«Ах, эта свадьба, свадьба пела и плясала
И крылья эту свадьбу вдаль несли,
Широкой этой свадьбе было места мало
И неба было мало и земли».
Нет, на самом деле, сегодняшняя свадьба была не слишком большой и залихватской, наоборот даже, все чинно и немного помпезно, шутка ли, один из лучших ресторанов городе. Но я, как и герой песни, ремикс которой сейчас звучал, в какой-то миг тоже пожалела… о том, что на этом празднике жизни оказалась вовсе не невестой, а всего лишь ее старшей сестрой. А потом разозлилась на себя за такое низкое чувство как зависть.
Что-то неприятно, или наоборот приятно, холодело внутри моего тела, он ведь женился на Юле лишь для того, чтобы казаться благородным в моих глазах. Дон Кихот хренов! «Знаешь, Танечка, вот таким спокойным, выполняющим свой долг, с бутоньеркой на лацкане пиджака, таким празднично-красивым Шувалов кажется настоящим принцем», — вздохнула девочка-мечтательница, а я чуть не подавилась шампанским, которое медленно потягивала, спрятавшись за колонну и украдкой любуясь оттуда новобрачными. Застыла, боясь спугнуть этот робкий восторженный голос в своей голове. «А как он смотрел на тебя в ЗАГСе, я думала прямо там «горько» случится, только не с Юлькой, а с тобой», — вспомнила горячий взгляд Алекса развратница. «Конечно, Шувалов красивый и сексуально привлекательный мужчина, но не забывайте, пожалуйста, что он также бабник и гад, изменивший нашей Танечке, да ещё и с её же собственной сестрой», — напомнила девочка-отличница. «Надо было ему прямо в ЗАГСе по яйцам дать, — воинственно начала феминистка, — скрасить истошными воплями Шувалова скучный протокол брачной церемонии». «Девочки, предлагаю вам заткнуться, точнее, перестать вести обсуждение этой ничтожной личности, которая, в общем-то, не достойна наших разговоров, и подумать о чем-нибудь важном, например, о том, где нам искать работу, — опять взяла речь девочка отличница, — этот недостойный представитель мужского племени нас больше не должен интересовать». «Не должен, — вздохнули остальные девочки, — но почему-то все равно интересует», — признали они очевидное, причем даже феминистка, которую, помнится, Алекс постоянно бесил своим высокомерием и позерством. «Это табу! — отрезала отличница. — Мало того, что он бабник, — при слове «бабник» развратница почему-то томно вздохнула, а остальные девочки на нее злобно цыкнули, — так он еще мерзавец, спавший с Таниной сестрой, подлец, занимающийся сексом сегодня со светленькой, а завтра с темненькой. Это табу, Таня, полное и безоговорочное табу. Даже думать о нем не смей»… Я была так рада возвращению своих девочек, что послушно закивала головой, причем не только мысленно, но и в реальности тоже и даже стала оправдываться: «Ведь я же молодцом держалась без вас, была как кремень, почти… «Даже чересчур», — горестно буркнула развратница. «Только один раз в кабинете, когда он начал меня целовать, дала слабину… Ну ещё шампанское сегодня расплескала».
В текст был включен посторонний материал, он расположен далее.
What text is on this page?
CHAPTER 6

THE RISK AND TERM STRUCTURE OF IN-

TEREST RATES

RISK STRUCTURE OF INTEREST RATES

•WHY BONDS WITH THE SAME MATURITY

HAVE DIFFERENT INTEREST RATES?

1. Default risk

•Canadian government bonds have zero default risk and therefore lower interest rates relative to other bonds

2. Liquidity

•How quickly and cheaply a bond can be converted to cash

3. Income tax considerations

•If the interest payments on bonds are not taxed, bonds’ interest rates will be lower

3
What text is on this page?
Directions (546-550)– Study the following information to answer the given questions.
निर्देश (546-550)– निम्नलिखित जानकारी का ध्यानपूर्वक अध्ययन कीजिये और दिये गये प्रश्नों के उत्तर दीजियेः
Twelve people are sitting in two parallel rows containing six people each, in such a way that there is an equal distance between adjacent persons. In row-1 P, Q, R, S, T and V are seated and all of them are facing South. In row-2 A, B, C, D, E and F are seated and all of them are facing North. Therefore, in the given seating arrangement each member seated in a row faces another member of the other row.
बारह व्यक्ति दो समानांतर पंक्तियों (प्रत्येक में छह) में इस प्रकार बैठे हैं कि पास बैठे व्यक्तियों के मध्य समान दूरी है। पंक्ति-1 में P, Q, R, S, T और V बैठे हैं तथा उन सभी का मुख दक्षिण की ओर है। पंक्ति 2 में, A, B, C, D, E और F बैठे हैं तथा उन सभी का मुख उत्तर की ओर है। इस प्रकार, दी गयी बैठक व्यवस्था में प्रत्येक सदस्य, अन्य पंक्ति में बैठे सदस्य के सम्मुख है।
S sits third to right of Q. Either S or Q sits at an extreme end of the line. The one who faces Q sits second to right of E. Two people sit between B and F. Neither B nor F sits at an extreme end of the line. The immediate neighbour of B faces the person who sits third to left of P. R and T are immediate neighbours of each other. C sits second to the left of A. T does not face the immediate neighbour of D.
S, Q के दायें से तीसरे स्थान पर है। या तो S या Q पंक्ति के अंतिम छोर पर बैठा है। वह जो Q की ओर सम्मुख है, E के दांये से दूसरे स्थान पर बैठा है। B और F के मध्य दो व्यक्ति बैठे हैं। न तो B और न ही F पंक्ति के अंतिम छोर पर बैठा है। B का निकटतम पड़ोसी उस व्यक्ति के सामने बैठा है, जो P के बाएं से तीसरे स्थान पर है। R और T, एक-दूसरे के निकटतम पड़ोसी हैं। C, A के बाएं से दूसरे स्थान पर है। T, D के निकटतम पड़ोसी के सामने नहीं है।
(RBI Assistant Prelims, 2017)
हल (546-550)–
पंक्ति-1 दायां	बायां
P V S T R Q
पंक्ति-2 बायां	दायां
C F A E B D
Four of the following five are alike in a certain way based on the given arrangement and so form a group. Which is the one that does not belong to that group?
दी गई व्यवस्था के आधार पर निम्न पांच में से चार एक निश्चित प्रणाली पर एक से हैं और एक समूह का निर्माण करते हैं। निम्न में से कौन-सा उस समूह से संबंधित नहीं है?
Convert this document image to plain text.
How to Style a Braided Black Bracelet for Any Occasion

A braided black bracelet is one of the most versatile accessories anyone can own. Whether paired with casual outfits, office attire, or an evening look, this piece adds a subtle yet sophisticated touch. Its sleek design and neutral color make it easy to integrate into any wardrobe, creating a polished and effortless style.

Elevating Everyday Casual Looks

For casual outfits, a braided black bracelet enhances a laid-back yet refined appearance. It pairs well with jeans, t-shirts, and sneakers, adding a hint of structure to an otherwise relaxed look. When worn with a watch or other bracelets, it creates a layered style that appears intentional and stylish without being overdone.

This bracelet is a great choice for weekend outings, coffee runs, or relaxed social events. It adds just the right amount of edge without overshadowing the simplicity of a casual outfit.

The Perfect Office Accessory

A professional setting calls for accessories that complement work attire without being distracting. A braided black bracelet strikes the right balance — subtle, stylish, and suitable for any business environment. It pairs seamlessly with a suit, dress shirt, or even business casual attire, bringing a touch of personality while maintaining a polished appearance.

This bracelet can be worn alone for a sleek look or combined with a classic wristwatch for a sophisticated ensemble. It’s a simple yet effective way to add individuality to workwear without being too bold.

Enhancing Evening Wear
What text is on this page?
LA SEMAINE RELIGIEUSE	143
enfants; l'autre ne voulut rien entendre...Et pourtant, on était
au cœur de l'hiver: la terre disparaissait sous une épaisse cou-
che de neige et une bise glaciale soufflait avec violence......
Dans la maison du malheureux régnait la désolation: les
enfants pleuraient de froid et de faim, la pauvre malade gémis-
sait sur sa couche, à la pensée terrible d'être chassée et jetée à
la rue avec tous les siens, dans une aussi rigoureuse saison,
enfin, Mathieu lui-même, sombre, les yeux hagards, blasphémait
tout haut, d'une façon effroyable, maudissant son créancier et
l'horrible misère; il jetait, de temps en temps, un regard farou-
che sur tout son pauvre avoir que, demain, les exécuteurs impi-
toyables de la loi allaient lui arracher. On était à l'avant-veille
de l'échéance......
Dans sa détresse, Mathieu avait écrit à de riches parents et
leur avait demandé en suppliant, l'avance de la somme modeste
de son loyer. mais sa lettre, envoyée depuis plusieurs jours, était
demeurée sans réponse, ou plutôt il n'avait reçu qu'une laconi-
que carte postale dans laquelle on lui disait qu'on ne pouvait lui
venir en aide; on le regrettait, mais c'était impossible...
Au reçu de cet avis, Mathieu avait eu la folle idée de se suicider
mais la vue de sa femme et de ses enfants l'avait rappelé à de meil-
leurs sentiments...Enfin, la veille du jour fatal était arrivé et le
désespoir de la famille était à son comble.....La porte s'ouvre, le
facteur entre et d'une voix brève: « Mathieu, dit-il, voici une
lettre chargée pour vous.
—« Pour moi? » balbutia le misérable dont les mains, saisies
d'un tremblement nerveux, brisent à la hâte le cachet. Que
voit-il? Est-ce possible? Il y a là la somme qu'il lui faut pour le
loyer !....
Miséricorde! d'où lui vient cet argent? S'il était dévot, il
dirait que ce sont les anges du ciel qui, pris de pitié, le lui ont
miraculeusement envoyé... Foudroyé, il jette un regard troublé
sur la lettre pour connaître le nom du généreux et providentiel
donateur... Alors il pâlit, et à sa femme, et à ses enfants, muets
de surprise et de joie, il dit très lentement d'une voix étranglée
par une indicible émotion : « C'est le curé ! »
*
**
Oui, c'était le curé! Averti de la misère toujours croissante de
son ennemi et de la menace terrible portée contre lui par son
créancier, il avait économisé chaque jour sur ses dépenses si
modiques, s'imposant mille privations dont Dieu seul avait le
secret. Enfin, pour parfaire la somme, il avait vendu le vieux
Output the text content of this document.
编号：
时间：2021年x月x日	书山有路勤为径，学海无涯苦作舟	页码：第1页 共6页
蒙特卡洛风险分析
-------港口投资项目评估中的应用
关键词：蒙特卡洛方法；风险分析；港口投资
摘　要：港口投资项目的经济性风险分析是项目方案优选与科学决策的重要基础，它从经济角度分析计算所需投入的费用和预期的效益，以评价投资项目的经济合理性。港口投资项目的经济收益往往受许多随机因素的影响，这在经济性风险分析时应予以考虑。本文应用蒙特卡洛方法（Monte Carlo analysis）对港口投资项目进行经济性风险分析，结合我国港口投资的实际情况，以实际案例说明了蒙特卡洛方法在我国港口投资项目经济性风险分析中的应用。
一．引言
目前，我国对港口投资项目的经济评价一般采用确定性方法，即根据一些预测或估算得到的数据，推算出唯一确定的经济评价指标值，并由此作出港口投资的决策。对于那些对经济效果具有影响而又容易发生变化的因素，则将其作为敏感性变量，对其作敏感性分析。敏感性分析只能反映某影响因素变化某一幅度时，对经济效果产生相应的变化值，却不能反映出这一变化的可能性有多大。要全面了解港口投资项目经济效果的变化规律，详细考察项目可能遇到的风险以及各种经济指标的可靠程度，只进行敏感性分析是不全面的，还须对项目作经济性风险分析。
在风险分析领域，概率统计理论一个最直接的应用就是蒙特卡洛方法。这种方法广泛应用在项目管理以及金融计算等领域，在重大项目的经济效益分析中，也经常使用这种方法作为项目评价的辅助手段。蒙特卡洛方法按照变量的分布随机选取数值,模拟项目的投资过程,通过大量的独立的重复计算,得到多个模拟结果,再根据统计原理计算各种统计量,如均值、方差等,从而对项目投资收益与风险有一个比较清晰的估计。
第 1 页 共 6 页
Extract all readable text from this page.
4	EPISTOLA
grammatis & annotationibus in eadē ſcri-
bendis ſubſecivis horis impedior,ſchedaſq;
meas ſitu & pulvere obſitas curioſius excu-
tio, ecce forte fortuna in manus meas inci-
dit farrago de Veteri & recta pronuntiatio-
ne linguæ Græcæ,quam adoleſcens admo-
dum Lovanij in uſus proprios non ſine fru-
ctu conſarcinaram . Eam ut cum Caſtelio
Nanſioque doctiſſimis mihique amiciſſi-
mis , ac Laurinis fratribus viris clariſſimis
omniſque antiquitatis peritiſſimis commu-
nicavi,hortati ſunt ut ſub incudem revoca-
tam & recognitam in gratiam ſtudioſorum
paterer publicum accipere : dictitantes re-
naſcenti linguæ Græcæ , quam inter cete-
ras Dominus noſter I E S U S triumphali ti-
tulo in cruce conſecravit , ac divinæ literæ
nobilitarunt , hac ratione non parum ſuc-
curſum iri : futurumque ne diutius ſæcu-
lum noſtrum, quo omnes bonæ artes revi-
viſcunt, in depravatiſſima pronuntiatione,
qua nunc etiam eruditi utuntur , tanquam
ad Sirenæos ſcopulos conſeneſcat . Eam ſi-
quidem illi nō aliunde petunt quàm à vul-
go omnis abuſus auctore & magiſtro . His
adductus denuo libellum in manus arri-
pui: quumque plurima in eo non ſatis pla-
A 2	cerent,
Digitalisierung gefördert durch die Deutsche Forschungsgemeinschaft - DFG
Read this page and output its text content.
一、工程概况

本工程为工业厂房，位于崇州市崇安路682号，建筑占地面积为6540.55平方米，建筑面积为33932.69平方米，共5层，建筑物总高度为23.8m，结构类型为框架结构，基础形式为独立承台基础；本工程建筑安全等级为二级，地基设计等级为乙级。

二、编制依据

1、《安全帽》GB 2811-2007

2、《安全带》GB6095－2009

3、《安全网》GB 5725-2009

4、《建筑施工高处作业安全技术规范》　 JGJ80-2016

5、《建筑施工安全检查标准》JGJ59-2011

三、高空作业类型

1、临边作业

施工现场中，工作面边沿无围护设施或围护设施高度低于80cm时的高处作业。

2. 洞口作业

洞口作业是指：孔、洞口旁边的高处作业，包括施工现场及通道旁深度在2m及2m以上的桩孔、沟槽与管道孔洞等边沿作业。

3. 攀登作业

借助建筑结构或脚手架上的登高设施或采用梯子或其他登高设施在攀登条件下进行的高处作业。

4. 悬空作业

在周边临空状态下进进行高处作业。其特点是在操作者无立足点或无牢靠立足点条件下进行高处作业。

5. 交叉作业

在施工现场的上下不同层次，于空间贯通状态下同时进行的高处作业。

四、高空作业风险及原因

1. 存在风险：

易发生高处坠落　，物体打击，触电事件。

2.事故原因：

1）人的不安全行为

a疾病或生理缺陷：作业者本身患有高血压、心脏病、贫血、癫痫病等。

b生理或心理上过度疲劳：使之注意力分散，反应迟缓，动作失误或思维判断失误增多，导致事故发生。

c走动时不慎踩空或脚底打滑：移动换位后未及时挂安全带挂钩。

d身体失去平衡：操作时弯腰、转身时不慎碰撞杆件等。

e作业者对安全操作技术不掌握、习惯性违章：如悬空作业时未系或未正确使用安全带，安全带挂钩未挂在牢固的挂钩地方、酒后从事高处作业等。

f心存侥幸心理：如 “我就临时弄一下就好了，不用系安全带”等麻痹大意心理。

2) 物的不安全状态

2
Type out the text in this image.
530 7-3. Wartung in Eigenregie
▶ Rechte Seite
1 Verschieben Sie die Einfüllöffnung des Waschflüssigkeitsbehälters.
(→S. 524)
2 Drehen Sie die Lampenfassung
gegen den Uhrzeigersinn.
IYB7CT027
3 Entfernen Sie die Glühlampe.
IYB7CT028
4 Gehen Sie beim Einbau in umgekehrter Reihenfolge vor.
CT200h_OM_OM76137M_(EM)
— Пусть не погаснет никогда счастливой жизни зорька! — радостно провозгласила тамада, обращаясь к молодоженам. — Пусть будет счастье вам всегда! А на сегодня — горько!..
Горько… как же мне горько, они сейчас будут целоваться. «Не смотри, не смотри, Танечка», — запищали девочки, но я как заворожённая, прячась, словно преступница, за колонну ресторана, смотрела во все глаза, не в силах отказать себе в этом акте подглядывания. Вот Шувалов и Юля встают, его ладони ложатся на тонкую талию своей прекрасной юной жены, сестренка улыбается, счастливо тянется к нему руками, мужское лицо сосредоточенное и строгое, словно он решает какую-то сложную экономическую задачку, темноволосая голова медленно опускается к ждущим манящим розовым губкам. В моей груди разрастается боль…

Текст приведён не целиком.